Classifying benthic habitats and deriving bathymetry at the Caribbean Netherlands using multispectral Imagery
Benthic habitats (habitats occurring at the bottom of a water body) and coral reef ecosystems provide many functions. Currently, however, coral reefs are threatened by a number of factors and degrade rapidly. Benthic maps are important for management, research and planning. Coral communities in the Caribbean Dutch island of St. Eustatius are generally in a good condition, but the benthic communities around St. Eustatius have not been yet accurately mapped.

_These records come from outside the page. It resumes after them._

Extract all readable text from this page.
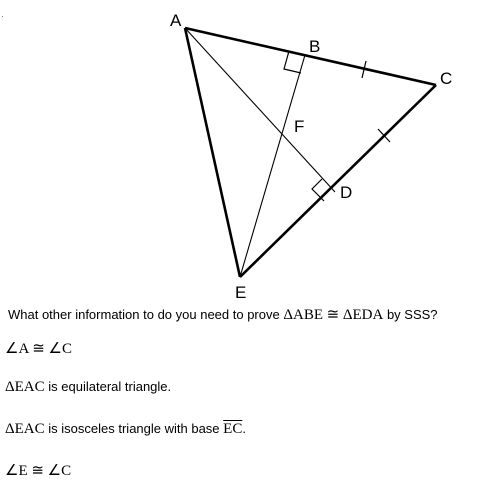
A
B
C
F
D
E
What other information to do you need to prove ΔABE ≅ ΔEDA by SSS?
∠A ≅ ∠C
ΔEAC is equilateral triangle.
ΔEAC is isosceles triangle with base $\overline{EC}$.
∠E ≅ ∠C
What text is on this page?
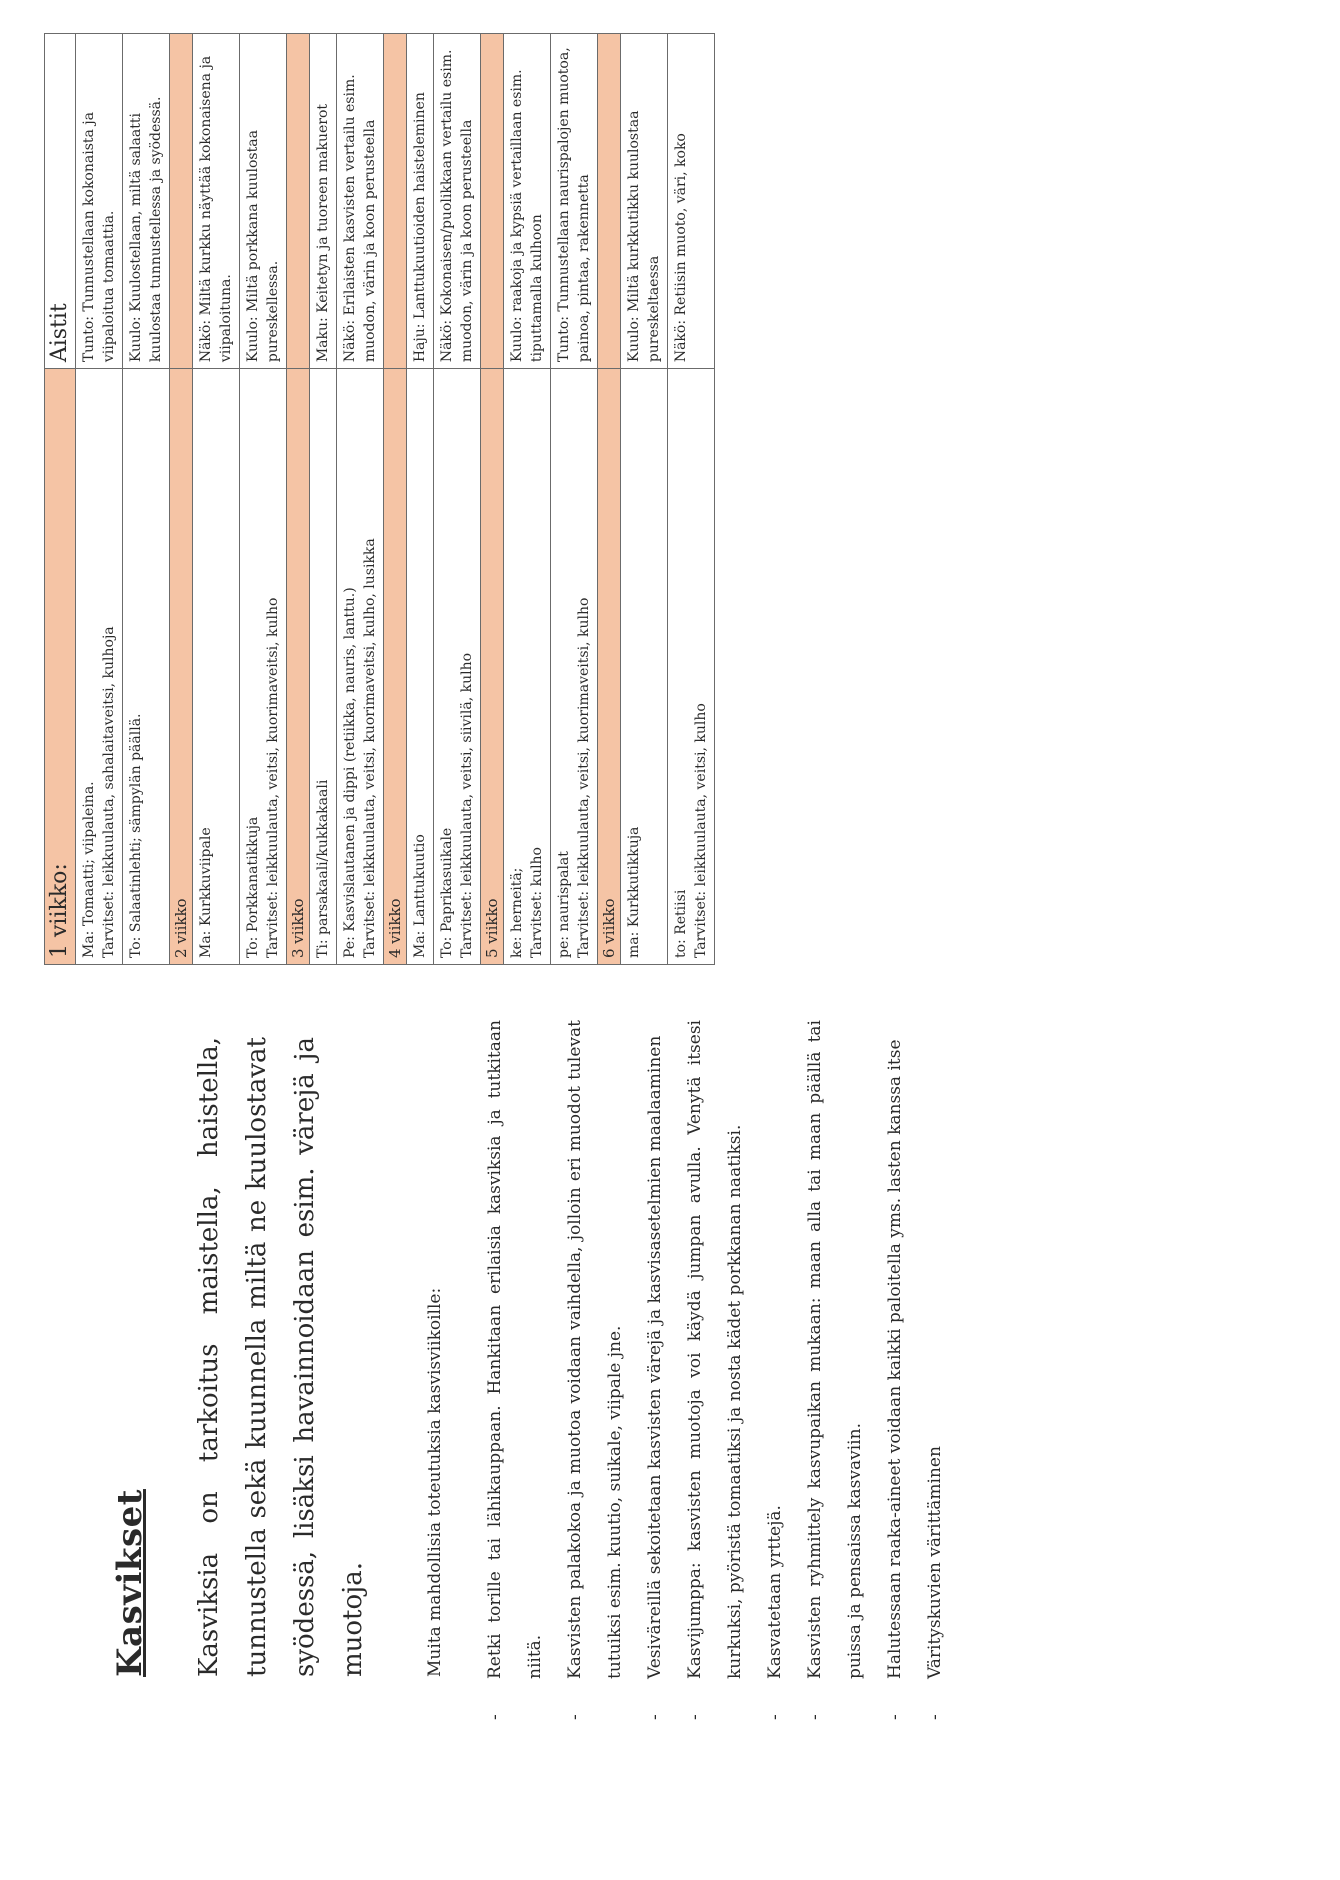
Kasvikset	Kasviksia on tarkoitus maistella, haistella, tunnustella sekä kuunnella miltä ne kuulostavat syödessä, lisäksi havainnoidaan esim. värejä ja muotoja.	Muita mahdollisia toteutuksia kasvisviikoille:
-
Retki torille tai lähikauppaan. Hankitaan erilaisia kasviksia ja tutkitaan niitä.
-
Kasvisten palakokoa ja muotoa voidaan vaihdella, jolloin eri muodot tulevat tutuiksi esim. kuutio, suikale, viipale jne.
-
Vesiväreillä sekoitetaan kasvisten värejä ja kasvisasetelmien maalaaminen
-
Kasvijumppa: kasvisten muotoja voi käydä jumpan avulla. Venytä itsesi kurkuksi, pyöristä tomaatiksi ja nosta kädet porkkanan naatiksi.
-
Kasvatetaan yrttejä.
-
Kasvisten ryhmittely kasvupaikan mukaan: maan alla tai maan päällä tai puissa ja pensaissa kasvaviin.
-
Halutessaan raaka-aineet voidaan kaikki paloitella yms. lasten kanssa itse
-
Värityskuvien värittäminen
1 viikko:	Aistit

Ma: Tomaatti; viipaleina. Tarvitset: leikkuulauta, sahalaitaveitsi, kulhoja	Tunto: Tunnustellaan kokonaista ja viipaloitua tomaattia.

To: Salaatinlehti; sämpylän päällä.	Kuulo: Kuulostellaan, miltä salaatti kuulostaa tunnustellessa ja syödessä.

2 viikko	

Ma: Kurkkuviipale	Näkö: Miltä kurkku näyttää kokonaisena ja viipaloituna.

To: Porkkanatikkuja Tarvitset: leikkuulauta, veitsi, kuorimaveitsi, kulho	Kuulo: Miltä porkkana kuulostaa pureskellessa.

3 viikko	

Ti: parsakaali/kukkakaali	Maku: Keitetyn ja tuoreen makuerot

Pe: Kasvislautanen ja dippi (retiikka, nauris, lanttu.) Tarvitset: leikkuulauta, veitsi, kuorimaveitsi, kulho, lusikka	Näkö: Erilaisten kasvisten vertailu esim. muodon, värin ja koon perusteella

4 viikko	

Ma: Lanttukuutio	Haju: Lanttukuutioiden haisteleminen

To: Paprikasuikale Tarvitset: leikkuulauta, veitsi, siivilä, kulho	Näkö: Kokonaisen/puolikkaan vertailu esim. muodon, värin ja koon perusteella

5 viikko	

ke: herneitä; Tarvitset: kulho	Kuulo: raakoja ja kypsiä vertaillaan esim. tiputtamalla kulhoon

pe: naurispalat Tarvitset: leikkuulauta, veitsi, kuorimaveitsi, kulho	Tunto: Tunnustellaan naurispalojen muotoa, painoa, pintaa, rakennetta

6 viikko	

ma: Kurkkutikkuja	Kuulo: Miltä kurkkutikku kuulostaa pureskeltaessa

to: Retiisi Tarvitset: leikkuulauta, veitsi, kulho	Näkö: Retiisin muoto, väri, koko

Remote sensing imagery has been found to be a very useful tool in providing timely and up-to-date information for benthic mapping and offers an effective approach to complement the limitation of field sampling. Remote sensing in water, however, presents challenges mainly due to the complex physical interactions of absorption and scattering between water and light. Shorter wavelengths (-450 nm) penetrate deepest into the water column and longer wavelengths (-500-750 nm) are more rapidly absorbed and scattered. Therefore, the potential extent of use of remote sense imagery in the oceans relies more on shorter wavelengths (blue band), which have inherently noisier signals due to atmospheric effects.

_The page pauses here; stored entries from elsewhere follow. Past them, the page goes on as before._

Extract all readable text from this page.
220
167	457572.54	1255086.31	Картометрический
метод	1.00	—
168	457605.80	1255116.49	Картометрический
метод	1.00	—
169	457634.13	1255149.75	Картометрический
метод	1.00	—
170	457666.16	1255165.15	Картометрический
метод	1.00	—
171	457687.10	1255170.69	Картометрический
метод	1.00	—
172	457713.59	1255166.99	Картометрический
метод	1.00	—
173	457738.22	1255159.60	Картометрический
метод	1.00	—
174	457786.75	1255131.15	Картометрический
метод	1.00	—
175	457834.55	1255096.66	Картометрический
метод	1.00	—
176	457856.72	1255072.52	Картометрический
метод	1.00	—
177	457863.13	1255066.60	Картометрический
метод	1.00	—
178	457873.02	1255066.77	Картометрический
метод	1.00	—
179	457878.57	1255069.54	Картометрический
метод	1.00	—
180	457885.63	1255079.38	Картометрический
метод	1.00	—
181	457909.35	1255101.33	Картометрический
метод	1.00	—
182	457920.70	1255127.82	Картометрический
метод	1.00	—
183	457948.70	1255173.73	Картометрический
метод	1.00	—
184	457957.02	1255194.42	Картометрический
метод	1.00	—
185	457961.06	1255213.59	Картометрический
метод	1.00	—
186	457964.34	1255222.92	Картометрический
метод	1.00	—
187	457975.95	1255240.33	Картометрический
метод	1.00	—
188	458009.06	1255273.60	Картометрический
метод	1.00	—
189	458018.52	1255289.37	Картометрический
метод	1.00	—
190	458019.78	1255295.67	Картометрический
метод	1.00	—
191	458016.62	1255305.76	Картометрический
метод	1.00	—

This research explores the utility of multispectral imagery to identify and classify marine benthic habitats in the Dutch Caribbean island of St Eustatius. These include the comparison of two sensors with different spatial and spectral resolution, QuickBird (2.4m, 4 bands) and WorldView-2 (2.0m, 8 bands) for mapping benthic habitats. The study first investigates the existing methodologies for benthic habitat classification. The benefits of atmospheric correction, sun glint effect correction and water column attenuation correction on the accuracy of classification maps are also assessed. Then, an object and pixel based supervised classifications for the characterization of sea grass, sand and coral are performed. This research also evaluates the possibility to extract water depth from multispectral satellite imagery by the use of a ratio transform method. Bathymetric data is important for water column correction, to improve the classification accuracy and for the study of the ecology of the habitats.
Results showed that the best results for pixel-based image classification in QuickBird and WoldView-2 imagery were obtained after deglinting the image, with accuracies of 49.3% and 51.9% respectively. The sunglint removal method improved the total accuracy of benthic habitat mapping, by increasing before and after deglinting 3.4% for QuickBird and 6.3% for WorldView-2. Object-based classification provided slightly better classification results, with a 53.7% accuracy for QuickBird and 56.9% accuracy for WorldView-2. Therefore, it can be concluded that an object-oriented approach to image classification shows potential for improving benthic mapping. The classification accuracy did not increase after compensation for water column effects.
The effectiveness of the ratio method to calculate the bathymetry using multispectral imagery has been confirmed. The coefficients of determination (r2) achieved are statistically significant, 0.66 for QuickBird, and 0.41 for WorldView-2 (BG ratio) for a linear relation. The root mean square errors are 4.02 m for QuickBird and 5.11 m for WorldView-2. It has been proved that this method works better for shallow areas, with a root mean square error of 2.32 m and 2.47 m, respectively. Results also indicate that the ratio method is sensitive to variable bottom type. Overall, better bathymetric values were obtained with QuickBird than with WorldView-2.
This research provides a baseline for future benthic habitat classification of the Dutch Caribbean islands using remote sensing. The results of this study are a good example of how remote sensing data can be a useful and cost effective method to map benthic habitats and calculate bathymetry.